Por Ademir Barros dos Santos, Por dentro da África

Aquele domingo, 25 de janeiro, não foi o que poderia ter sido: afinal, além de domingo, era dia santo, dia de Nossa Senhora da Guia, o que exigia grande festa como parte das homenagens ao Senhor do Bonfim; para tanto, toda a elite da capital baiana deveria reunir-se em área um tanto afastada do centro e próxima à zona rural, o que deixaria a cidade um tanto quanto vazia.

Assim sendo, já de véspera, toda a sociedade de São Salvador desdobrava-se em preparativos: a melhor roupa já estava separada; os ternos de linho branco, assim como os vestidos com renda importada, estavam impecavelmente limpos e engomados, já prontos para, refletindo a luz do sol escaldante do mês de janeiro, brilhar na procissão.

Também o padre já havia preparado, meticulosamente, seus paramentos: a estola estava impecavelmente passada; a batina, nova, aposentaria a antiga, batida e ressecada pela poeira, já sem brilho porque queimada pela constância do sol, o que não fazia jus à pompa que Nossa Senhora da Guia exigia; o andor, enfeitado com belas flores recentemente colhidas, havia sido revisado, repintado, consertado; ali, os vidros, de tão impecavelmente limpos, estavam tão transparentes que pareciam inexistir, o que dava, ao conjunto, o aspecto de novo.

Porém, aquele domingo, 25 de janeiro, não foi o que deveria ter sido. Isto, para ninguém: afinal, para os muçulmanos, o que incluía os negros muçulmanos locais, os imalê, estava terminando o Ramadã, o mês mais sagrado porque, nele, se comemora a entrega do Al Koran a Maomé; por isto, é o mês do jejum ritual, da concentração no sagrado, da absoluta devoção.

Seria por isto que entre estes, chamados, pelos brancos, malês, havia tanta excitação?
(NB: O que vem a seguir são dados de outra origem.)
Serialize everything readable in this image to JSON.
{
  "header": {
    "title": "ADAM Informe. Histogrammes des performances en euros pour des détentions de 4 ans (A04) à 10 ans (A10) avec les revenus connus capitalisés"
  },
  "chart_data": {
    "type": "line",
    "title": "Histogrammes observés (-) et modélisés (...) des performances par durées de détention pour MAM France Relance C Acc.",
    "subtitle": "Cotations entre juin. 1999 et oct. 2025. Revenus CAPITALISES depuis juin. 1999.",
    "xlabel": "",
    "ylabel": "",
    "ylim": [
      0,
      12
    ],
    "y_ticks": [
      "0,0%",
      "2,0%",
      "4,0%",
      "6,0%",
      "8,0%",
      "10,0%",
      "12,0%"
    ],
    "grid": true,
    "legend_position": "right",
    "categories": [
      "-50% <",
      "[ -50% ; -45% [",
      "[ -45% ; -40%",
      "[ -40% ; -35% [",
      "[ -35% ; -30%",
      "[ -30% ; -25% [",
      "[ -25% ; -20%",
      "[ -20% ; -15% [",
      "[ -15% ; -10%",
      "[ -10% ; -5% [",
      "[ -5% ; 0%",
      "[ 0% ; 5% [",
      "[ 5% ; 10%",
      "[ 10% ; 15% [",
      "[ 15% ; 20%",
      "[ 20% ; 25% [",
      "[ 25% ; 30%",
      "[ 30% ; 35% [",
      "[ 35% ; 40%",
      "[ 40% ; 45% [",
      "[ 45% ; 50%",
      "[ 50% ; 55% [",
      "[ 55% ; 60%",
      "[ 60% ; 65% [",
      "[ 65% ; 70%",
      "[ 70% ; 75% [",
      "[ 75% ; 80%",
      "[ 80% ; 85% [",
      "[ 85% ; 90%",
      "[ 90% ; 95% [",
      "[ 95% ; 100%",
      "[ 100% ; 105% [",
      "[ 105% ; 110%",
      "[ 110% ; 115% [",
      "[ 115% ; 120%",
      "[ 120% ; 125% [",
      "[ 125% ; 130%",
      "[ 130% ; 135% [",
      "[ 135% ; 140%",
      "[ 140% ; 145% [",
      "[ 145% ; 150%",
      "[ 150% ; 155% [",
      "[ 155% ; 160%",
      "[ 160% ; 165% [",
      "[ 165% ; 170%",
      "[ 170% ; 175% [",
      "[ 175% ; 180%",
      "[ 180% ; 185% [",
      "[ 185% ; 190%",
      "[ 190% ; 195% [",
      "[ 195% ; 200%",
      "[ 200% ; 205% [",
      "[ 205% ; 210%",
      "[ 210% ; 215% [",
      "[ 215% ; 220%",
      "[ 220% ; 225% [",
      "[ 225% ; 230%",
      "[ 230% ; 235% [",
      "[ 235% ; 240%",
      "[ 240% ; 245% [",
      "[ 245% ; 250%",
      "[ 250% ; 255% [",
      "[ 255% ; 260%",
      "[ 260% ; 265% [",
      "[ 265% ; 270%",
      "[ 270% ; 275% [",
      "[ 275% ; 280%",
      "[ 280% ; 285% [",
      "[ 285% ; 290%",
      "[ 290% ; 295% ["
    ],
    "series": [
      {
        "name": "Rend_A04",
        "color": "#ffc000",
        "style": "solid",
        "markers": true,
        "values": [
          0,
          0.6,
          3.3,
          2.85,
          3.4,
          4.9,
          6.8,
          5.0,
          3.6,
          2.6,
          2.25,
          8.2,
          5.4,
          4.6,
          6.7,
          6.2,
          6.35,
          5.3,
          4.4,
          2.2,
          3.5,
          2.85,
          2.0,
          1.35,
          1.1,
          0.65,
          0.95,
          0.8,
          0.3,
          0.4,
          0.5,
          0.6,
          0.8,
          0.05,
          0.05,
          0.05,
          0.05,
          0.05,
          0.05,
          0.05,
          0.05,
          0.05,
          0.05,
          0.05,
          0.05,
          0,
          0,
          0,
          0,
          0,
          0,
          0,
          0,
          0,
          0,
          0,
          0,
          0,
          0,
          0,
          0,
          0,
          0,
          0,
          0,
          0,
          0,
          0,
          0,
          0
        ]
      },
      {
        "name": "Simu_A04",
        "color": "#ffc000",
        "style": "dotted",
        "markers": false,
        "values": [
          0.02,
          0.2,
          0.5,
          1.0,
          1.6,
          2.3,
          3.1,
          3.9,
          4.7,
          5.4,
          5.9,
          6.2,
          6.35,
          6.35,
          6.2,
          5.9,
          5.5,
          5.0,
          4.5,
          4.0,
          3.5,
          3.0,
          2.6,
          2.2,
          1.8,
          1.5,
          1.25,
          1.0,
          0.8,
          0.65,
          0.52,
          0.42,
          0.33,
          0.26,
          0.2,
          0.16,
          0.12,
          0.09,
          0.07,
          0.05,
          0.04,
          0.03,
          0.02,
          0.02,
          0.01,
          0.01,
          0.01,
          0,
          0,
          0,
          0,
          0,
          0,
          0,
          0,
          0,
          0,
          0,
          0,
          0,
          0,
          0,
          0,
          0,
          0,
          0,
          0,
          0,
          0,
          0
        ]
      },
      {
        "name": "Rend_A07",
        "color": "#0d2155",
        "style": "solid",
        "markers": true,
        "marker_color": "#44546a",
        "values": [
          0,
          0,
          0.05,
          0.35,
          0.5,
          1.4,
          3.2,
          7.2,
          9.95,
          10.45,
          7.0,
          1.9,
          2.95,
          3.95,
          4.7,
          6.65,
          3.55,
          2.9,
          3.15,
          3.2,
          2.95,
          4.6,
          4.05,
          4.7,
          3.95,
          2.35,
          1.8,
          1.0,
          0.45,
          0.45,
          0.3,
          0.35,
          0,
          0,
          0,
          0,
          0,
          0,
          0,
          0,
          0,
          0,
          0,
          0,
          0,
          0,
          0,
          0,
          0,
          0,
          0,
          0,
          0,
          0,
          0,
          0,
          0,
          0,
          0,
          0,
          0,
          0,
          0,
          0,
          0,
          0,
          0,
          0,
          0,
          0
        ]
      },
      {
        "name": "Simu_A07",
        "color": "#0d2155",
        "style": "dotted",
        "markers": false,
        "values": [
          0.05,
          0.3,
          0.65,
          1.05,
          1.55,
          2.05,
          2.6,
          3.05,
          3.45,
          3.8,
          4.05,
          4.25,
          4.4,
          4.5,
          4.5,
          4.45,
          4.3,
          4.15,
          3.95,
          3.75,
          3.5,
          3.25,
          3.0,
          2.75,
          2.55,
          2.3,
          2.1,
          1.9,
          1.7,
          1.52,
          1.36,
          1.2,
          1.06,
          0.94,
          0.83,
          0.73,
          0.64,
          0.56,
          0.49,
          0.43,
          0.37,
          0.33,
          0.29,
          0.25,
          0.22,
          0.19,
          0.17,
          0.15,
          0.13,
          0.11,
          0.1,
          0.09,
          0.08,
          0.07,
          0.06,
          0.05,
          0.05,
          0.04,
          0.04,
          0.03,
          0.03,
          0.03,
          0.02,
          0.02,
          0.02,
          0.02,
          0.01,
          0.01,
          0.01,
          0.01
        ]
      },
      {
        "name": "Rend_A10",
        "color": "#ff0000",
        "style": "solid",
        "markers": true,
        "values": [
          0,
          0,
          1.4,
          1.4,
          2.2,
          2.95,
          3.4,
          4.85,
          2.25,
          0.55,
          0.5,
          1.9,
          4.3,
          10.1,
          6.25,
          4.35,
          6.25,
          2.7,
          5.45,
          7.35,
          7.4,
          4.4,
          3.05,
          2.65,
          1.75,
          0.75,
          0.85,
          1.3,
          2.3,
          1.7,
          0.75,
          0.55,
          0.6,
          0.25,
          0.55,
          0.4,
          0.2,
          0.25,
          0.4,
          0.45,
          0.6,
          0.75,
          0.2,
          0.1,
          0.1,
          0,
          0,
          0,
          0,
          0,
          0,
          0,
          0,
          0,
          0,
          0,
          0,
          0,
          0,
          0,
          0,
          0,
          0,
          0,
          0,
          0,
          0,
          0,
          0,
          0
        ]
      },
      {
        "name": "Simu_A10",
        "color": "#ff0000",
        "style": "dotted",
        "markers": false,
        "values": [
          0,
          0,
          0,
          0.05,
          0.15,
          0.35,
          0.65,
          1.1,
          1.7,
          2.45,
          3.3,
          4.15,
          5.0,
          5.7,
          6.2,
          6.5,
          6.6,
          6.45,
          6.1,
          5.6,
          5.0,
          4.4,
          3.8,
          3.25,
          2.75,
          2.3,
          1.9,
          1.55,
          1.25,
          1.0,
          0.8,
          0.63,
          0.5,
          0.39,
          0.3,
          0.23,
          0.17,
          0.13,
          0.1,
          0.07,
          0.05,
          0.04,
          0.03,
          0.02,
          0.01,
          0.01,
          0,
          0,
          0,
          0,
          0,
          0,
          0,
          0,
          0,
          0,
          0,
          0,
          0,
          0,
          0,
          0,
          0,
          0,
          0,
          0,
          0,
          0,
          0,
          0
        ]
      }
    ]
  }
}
Ou a possibilidade de libertar Bilal Licutan, indevidamente rebatizado, por seu dono, Pacífico Licutan, também colaborava para isto?

Afinal, Licutan nada havia feito para estar preso. Mas, estava recolhido à cadeia desde novembro, apenas porque seu dono, Antônio Pinto de Marques Varella, não havia pago suas dívidas junto aos frades do Convento do Carmo e ele, o venerável alufá, estava preso, penhorado como garantia daquelas dívidas!

Justo ele! Justo Licutan, que havia trazido, da África, o nome Bilal, o mesmo do muezim negro de Maomé, estava preso indevidamente! Se Bilal, por muezim, tinha o dever de chamar os muçulmanos à reza ainda nos tempos de Maomé, com o que preservava a devoção, era isto mesmo, a preservação da fé, o que Licutan fazia, em plena Bahia.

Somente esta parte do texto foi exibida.